Исповедь Цирцеи - страница 10

Шрифт
Интервал


Аглая не успела додумать свою мысль до конца. Гена открыл входную дверь и подтолкнул ее вперед. Дверь уже медленно закрывалась за их спинами, когда Аглая уловила летящее из коридора удивленно-тихое:

– Надо же, она еще ходит…

– Да, – согласился с Денисом Борис. – Но все равно, поделом ей. Может, теперь поумнеет.

Приняли ее в темноте за Аллочку, поняла Аглая. Да и вышли сюда не просто так – специально. Судя по репликам, позлорадствовать. Шумно вздохнув, Аглая сделала попытку развернуться, чтобы сказать остающемуся за дверью борову Борису пару неласковых слов, но Гена молча, твердой рукой пресек эту попытку. И последнее, что услышала Аглая, прежде чем дверь окончательно закрылась, это как что-то ударилось о стенку специально поставленного в коридоре мусорного ведра. Ударилось довольно звонко, так что окурком явно не являлось.

2

– Отвернитесь! – немного придя в себя, скомандовала Аглая сидящим с ней на заднем сиденье Руслану и Гене. Те беспрекословно выполнили это требование. Сидящему за рулем Эдику было вообще не до Аглаи, и только шеф демонстративно пялился на нее с переднего сиденья в зеркало заднего вида. Не из любопытства, а просто из желания досадить Аглае в ответ на ее недавнее поведение. На самом же деле мысли его блуждали где-то далеко, да и на что здесь было смотреть: Аглая натянула на себя джемпер поверх форменного кожаного бюстгальтера и уж потом сняла его. А под кожаными трусами были обычные, так что даже более озабоченному зрителю ее переодевание не доставило бы никакого удовольствия – все то же самое свободно можно увидеть на любом пляже. Переодевшись, Аглая натянула кроссовки на голые ноги, поврежденная рука плохо слушалась, отдаваясь болью на любое движение, и возиться с носками было слишком мучительно, особенно в едущей машине.

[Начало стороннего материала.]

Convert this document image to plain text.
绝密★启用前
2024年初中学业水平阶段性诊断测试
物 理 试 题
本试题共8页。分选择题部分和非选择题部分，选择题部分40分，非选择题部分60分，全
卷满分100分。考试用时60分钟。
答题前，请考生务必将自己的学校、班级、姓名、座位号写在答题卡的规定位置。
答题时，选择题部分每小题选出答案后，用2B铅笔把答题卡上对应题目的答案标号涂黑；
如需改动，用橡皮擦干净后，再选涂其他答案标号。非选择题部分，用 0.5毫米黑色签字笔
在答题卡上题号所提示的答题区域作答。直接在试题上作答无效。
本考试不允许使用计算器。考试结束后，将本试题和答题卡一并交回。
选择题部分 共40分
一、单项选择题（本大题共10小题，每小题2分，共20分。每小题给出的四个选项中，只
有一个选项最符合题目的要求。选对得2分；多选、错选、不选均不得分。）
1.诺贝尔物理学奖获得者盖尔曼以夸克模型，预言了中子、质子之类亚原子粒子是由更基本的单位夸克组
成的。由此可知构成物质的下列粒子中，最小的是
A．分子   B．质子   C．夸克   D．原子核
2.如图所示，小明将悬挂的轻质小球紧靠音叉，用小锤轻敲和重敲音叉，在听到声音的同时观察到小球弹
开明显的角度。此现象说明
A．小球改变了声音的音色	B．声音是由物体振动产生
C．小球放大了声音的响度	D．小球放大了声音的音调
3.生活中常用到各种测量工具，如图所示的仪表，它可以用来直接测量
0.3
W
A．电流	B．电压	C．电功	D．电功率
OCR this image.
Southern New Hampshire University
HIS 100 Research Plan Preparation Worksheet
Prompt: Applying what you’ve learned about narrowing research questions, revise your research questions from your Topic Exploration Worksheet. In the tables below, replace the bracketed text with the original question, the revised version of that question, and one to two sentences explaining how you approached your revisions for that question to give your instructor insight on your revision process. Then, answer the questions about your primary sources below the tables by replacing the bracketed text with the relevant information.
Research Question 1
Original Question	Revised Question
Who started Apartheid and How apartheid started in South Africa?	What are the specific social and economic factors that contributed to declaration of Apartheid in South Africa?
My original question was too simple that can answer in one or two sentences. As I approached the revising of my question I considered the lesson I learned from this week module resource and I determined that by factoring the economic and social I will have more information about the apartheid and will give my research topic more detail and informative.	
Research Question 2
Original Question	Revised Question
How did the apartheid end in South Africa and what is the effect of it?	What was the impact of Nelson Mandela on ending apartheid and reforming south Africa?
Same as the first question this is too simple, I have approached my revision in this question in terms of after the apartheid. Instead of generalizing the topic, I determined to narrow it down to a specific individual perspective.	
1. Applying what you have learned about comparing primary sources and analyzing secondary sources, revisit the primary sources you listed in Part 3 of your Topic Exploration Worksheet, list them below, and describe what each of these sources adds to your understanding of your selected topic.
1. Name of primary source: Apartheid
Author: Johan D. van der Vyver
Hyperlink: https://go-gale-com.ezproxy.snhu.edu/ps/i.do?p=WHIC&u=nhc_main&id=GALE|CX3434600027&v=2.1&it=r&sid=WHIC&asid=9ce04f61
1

А машина, пронесясь по городу, свернула к обнесенному ажурной решеткой Сиреневому парку, где и в самом деле росло более тридцати видов сирени. Обогнув парк, Эдик съехал с кольцевой дороги на когда-то заасфальтированную, но давно избитую рытвинами аллею, по бокам которой печально доживали свой век старые тополя. Ехали долго – машина еле ползла на ухабах, а время как будто преобразилось в некую вязкую субстанцию и текло мучительно медленно, а при каждом толчке на рытвине у Аглаи в ушах гулко пульсировала кровь.